From the Albany Times Union:
First published: Wednesday, November 18, 2009
Tuesday was the day, as Colleen Murphy so aptly put it, to honor the memory of her daughter, U.S. Army Staff Sgt. Amy Seyboth Tirador of Colonie.
Even a cursory review of this young woman's life reveals achievement, commitment and purpose that are impressive by any standards. To think she did it all by just 29 -- accomplished Army interrogator; recipient of a Bronze Star, for saving another soldier's life; trained Arabic linguist -- is to marvel and, of course, to wonder about all the feats and challenges that might have awaited her.

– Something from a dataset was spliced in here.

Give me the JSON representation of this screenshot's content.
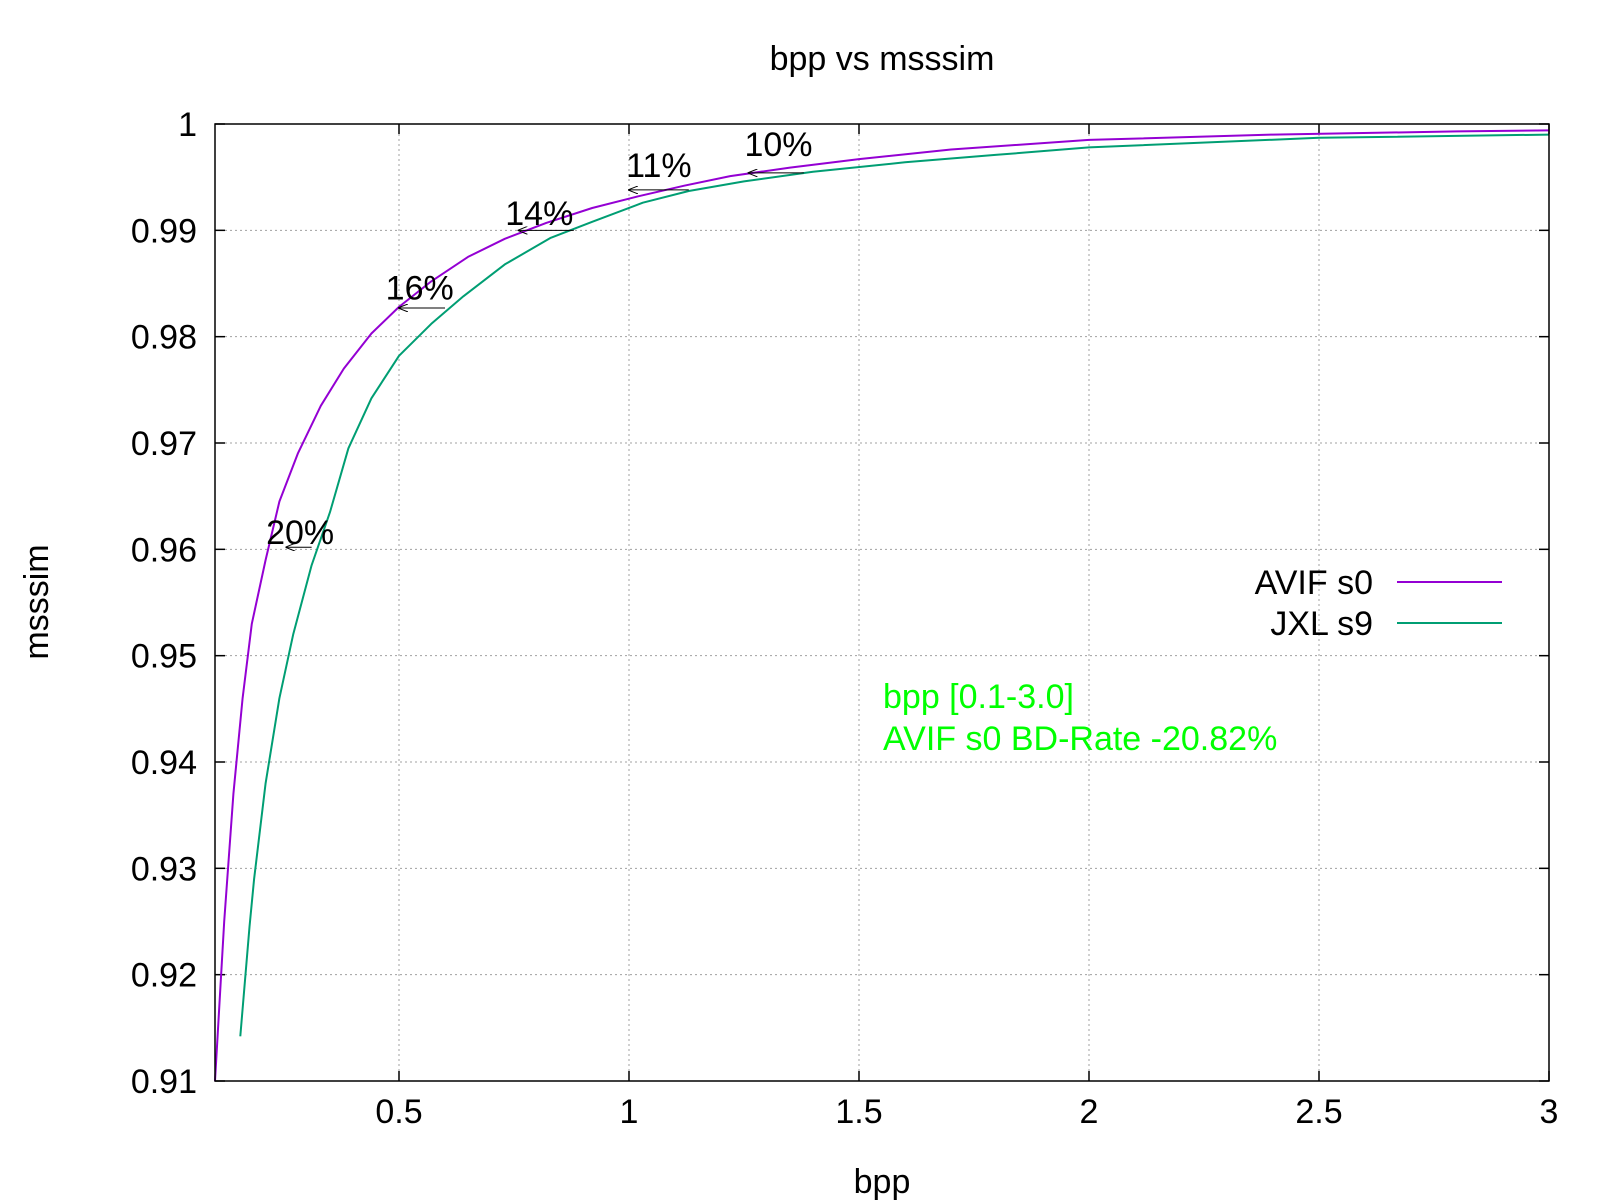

Sadly, what Ms. Murphy called the day things begin, not end, brought mourning, accolades and then burial with military honors at the Gerald B.H. Solomon Saratoga National Cemetery. Staff Sgt. Tirador has the distinction of being the first woman from the Capital Region to die in the Iraq war. She was on her third wartime deployment.
What might begin today, then, is the dispatch of answers to all the questions that surround the death of Staff Sgt. Tirador. She leaves this earth with honor and demonstrated valor, certainly, yet the occasion lacks the finality that wartime deaths generally bring. The sense of loss is magnified by the confusion that persists, at least for now, over the nature of what the Army calls a noncombat death.
Ms. Murphy calls it an execution. Staff Sgt. Tirador apparently died of a gunshot wound to the back of the head. War, an ugly business under the most innocent of circumstances, hits home in an especially haunting way.
The loyal service of a dedicated soldier is a two-way commitment, of course. To truly respect the memory of Staff Sgt. Tirador and to even begin to ease the pain of her family -- notably her husband, Mickey Tirador, serving his third tour in the Iraq war -- her friends and contemporaries require an accounting of how she died, and how this particular loss of live might have been avoided.
"I thank you for allowing us to honor you." Ms. Murphy said as she eulogized her daughter at the Reach Out Fellowship church in Colonie. That noble task might well be an unending one. But it also might be easier and more complete with all the unpleasant mysteries resolved.
Staff Sgt. Tirador joins at least seven other soldiers with ties to the Capital Region to die in Iraq. The first was U.S. Army Sgt. Thomas Robbins, originally from Delmar, in 2004. He, too, was buried at Saratoga National Cemetery, on what would have been his 28th birthday. Five years later, the war plays out in an eerily similar way.
To say farewell to Staff Sgt. Tirador is to recall those who were killed in Iraq before her, regardless of the circumstances. It's also to think of who might be next and who, finally, will be the last.